わたし ただ、デカルトには始祖といわれる要素がいくつかあったことも確かなんだ。まず、近代の特色である世界の数学化について積極的だったし、また、数学上の発見もしていた。世界を数学的に見たのはガリレオからだという説があるけれど、それを思想として表現したのはデカルトかもしれない。現象学のフッサールなども、数学化の先駆としてはガリレオをあげながら、思想的に論じたのはデカルトだった。

フク兄さん なんでも数字にしないと気が済まないやつはおるからのう。

わたし それと、ちょっと変わった解釈では、デカルトは中世から近代への変化を、自然から人為への転換として示した哲学者だという思想史家もいる。ドイツのフランツ・ボルケナウという思想史家で、フランクフルト研究所にいたことからも分かるようにマルクス主義者。そのボルケナウは、デカルトは自然の普遍性を説明するさいに、広く流布している法律の普遍性をとりあげながら論じたので、デカルトにおいては「一般に妥当する規範の概念は、法律の世界が自然の法則に書き換えられている」と指摘している。

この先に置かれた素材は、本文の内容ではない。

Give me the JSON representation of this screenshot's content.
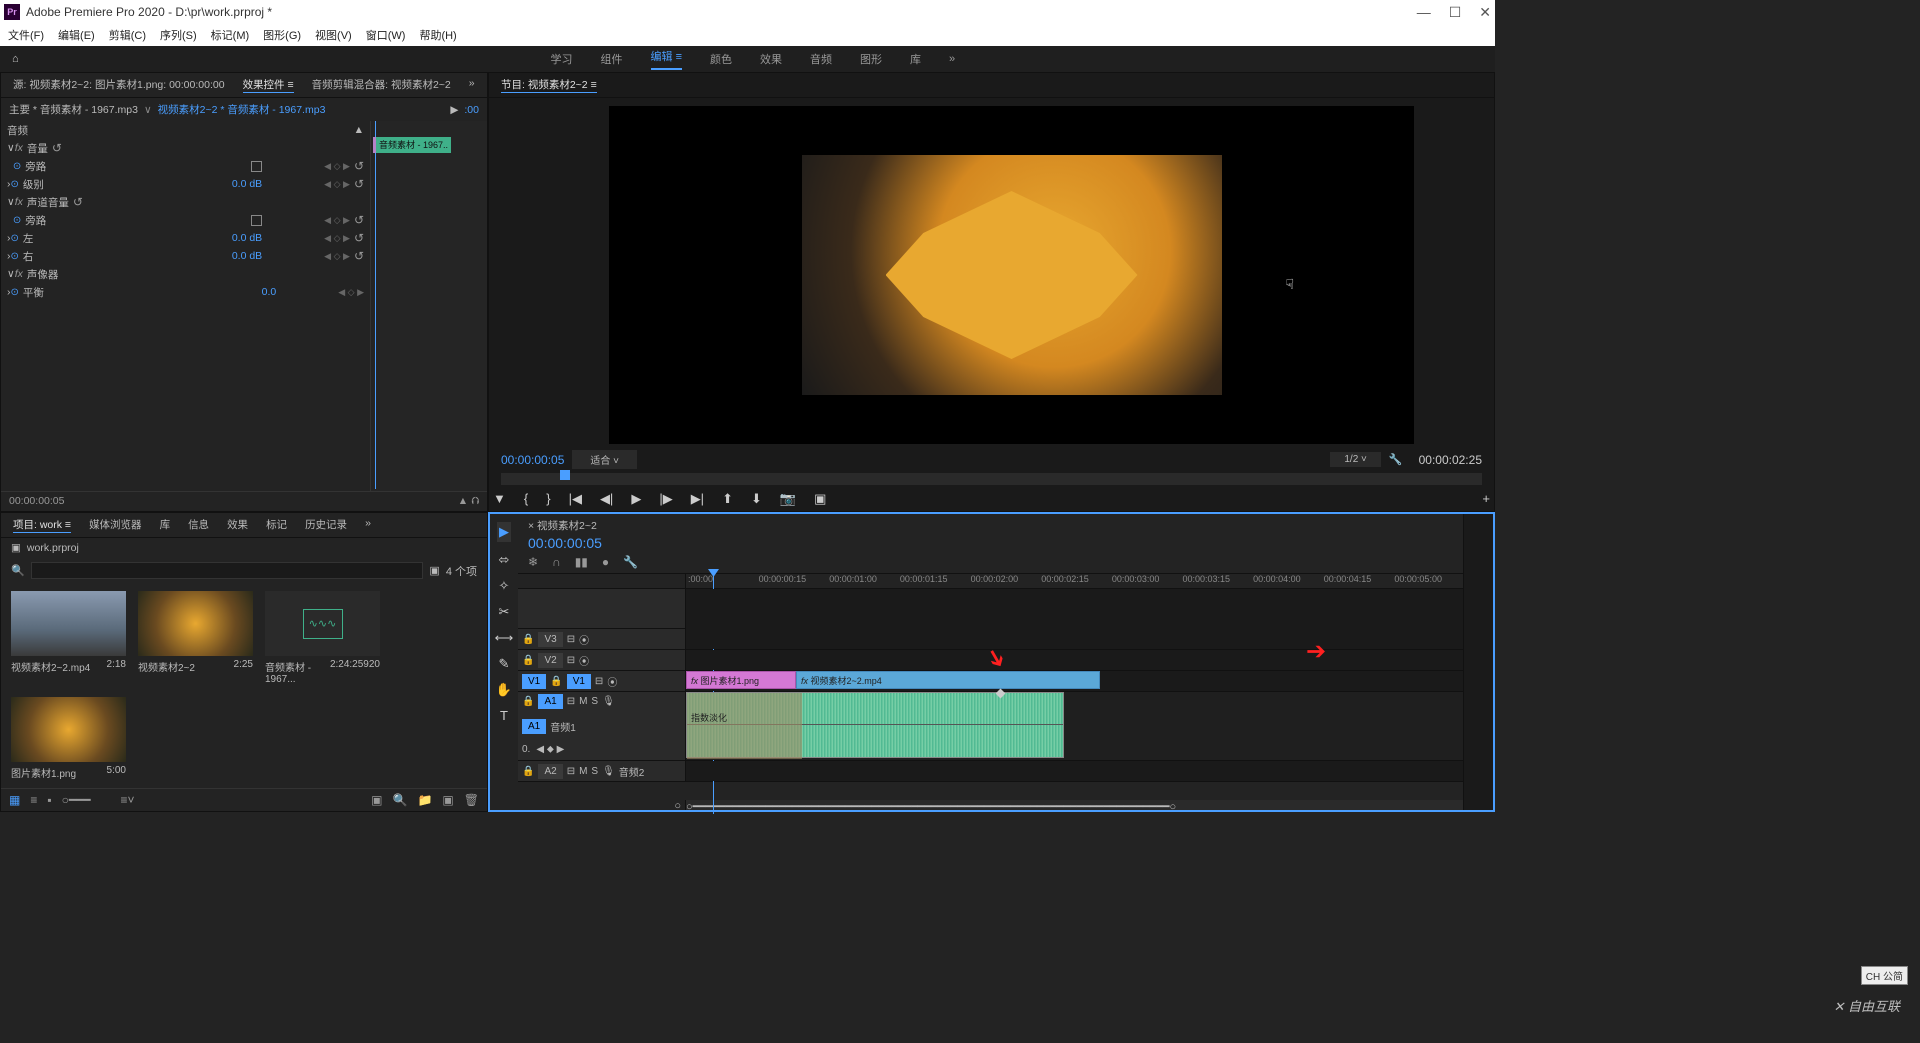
{
  "window": {
    "title": "Adobe Premiere Pro 2020 - D:\\pr\\work.prproj *"
  },
  "menu": {
    "file": "文件(F)",
    "edit": "编辑(E)",
    "clip": "剪辑(C)",
    "sequence": "序列(S)",
    "marker": "标记(M)",
    "graphics": "图形(G)",
    "view": "视图(V)",
    "window": "窗口(W)",
    "help": "帮助(H)"
  },
  "workspaces": {
    "learn": "学习",
    "assembly": "组件",
    "editing": "编辑",
    "color": "颜色",
    "effects": "效果",
    "audio": "音频",
    "graphics": "图形",
    "library": "库",
    "more": "»"
  },
  "source_panel": {
    "source_tab": "源: 视频素材2~2: 图片素材1.png: 00:00:00:00",
    "effect_controls_tab": "效果控件",
    "audio_mixer_tab": "音频剪辑混合器: 视频素材2~2",
    "master_label": "主要 * 音频素材 - 1967.mp3",
    "clip_link": "视频素材2~2 * 音频素材 - 1967.mp3",
    "clip_name": "音频素材 - 1967..",
    "sections": {
      "audio": "音频",
      "volume": "音量",
      "bypass": "旁路",
      "level": "级别",
      "level_val": "0.0 dB",
      "channel_volume": "声道音量",
      "bypass2": "旁路",
      "left": "左",
      "left_val": "0.0 dB",
      "right": "右",
      "right_val": "0.0 dB",
      "panner": "声像器",
      "balance": "平衡",
      "balance_val": "0.0"
    },
    "tc_start": ":00",
    "footer_tc": "00:00:00:05"
  },
  "program_panel": {
    "tab": "节目: 视频素材2~2",
    "tc_left": "00:00:00:05",
    "fit_label": "适合",
    "scale_label": "1/2",
    "tc_right": "00:00:02:25"
  },
  "project_panel": {
    "tabs": {
      "project": "项目: work",
      "media_browser": "媒体浏览器",
      "library": "库",
      "info": "信息",
      "effects": "效果",
      "markers": "标记",
      "history": "历史记录"
    },
    "breadcrumb": "work.prproj",
    "item_count": "4 个项",
    "items": [
      {
        "name": "视频素材2~2.mp4",
        "dur": "2:18"
      },
      {
        "name": "视频素材2~2",
        "dur": "2:25"
      },
      {
        "name": "音频素材 - 1967...",
        "dur": "2:24:25920"
      },
      {
        "name": "图片素材1.png",
        "dur": "5:00"
      }
    ]
  },
  "timeline": {
    "seq_tab": "× 视频素材2~2",
    "tc": "00:00:00:05",
    "ruler": [
      ":00:00",
      "00:00:00:15",
      "00:00:01:00",
      "00:00:01:15",
      "00:00:02:00",
      "00:00:02:15",
      "00:00:03:00",
      "00:00:03:15",
      "00:00:04:00",
      "00:00:04:15",
      "00:00:05:00"
    ],
    "tracks": {
      "v3": "V3",
      "v2": "V2",
      "v1": "V1",
      "v1_src": "V1",
      "a1": "A1",
      "a1_src": "A1",
      "a2": "A2",
      "audio_label": "音频1",
      "audio2_label": "音频2",
      "m": "M",
      "s": "S",
      "o_label": "0."
    },
    "clips": {
      "v1_pic": "图片素材1.png",
      "v1_vid": "视频素材2~2.mp4",
      "fade_label": "指数淡化",
      "fx": "fx"
    }
  },
  "ime": "CH 公简",
  "watermark": "自由互联"
}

フク兄さん なんかよく分からんが、それはどういう意味があるんじゃ?

わたし つまり、デカルトの意識において自然(ナチュール)の普遍性は、人為的(キュンストリッヒ)な法律によってダブルイメージされていたというわけなんだ。ここには、自然と人為の転倒が起こっている。敢えて言えば、デカルトは人為(クンスト)にこそ普遍性をみているというわけだね。そしてボルケナウはデカルトを、自然が支配すると見られていた中世の世界観から、人為が支配する近代の世界観への橋渡しをした思想家と考えているわけだよ。もちろん、ここでいう自然とはカトリック教会のいう神の秩序なんだけどね。

フク兄さん う~ん、頭が動かないようになってきたから、そろそろ、例のものをいただこうぞ。あれじゃよ、あれ……。

わたし しょうがないなあ、いちばん肝心な話をしているのに……。ま、諏訪で買ってきた真澄があるから、ちょっとだけ出すか。

フク兄さん おお、香りもよいのう~。うぐ、うぐ、うぐ、ぷふぁ~! おお、まさに真澄の名のとおり透明な味わいじゃ。これこそ「明晰にして判明」というべきじゃろう。

わたし 戦前、この自然と人為との対立と移行を論じたボルケナウの『封建的世界像から近代的世界像へ』を読んで、丸山真男という政治思想史家は、江戸時代の思想史に応用したんだ。丸山は「自然」と「作為」という言葉を使っているけれど、これはボルケナウのナチュールとクンストの翻訳とみていいだろうね。丸山は江戸時代の思想家でこの橋渡しをしたのが荻生徂徠だと主張した。

フク兄さん ……、ふむ、……。

わたし たしかに徂徠は朱子学の自然よりも、変動する政治の作為を重視したわけだけれど、そう簡単に西洋思想史とパラレルに考えていいかは別の問題だよね。ようやく最近になってこの構図を疑う日本政治思想の専門家が多くなってきたけれど、ひところは丸山の自然から作為への移行が近代化のメルクマールとされていたんだ。……あれ、兄さん、兄さん、……ああ、また寝てしまった。やれ、やれ。

フク兄さん …………ZZZZ。

わたし なんだか気持ちよさそうだなあ。明晰にして判明な眠りだな、これは。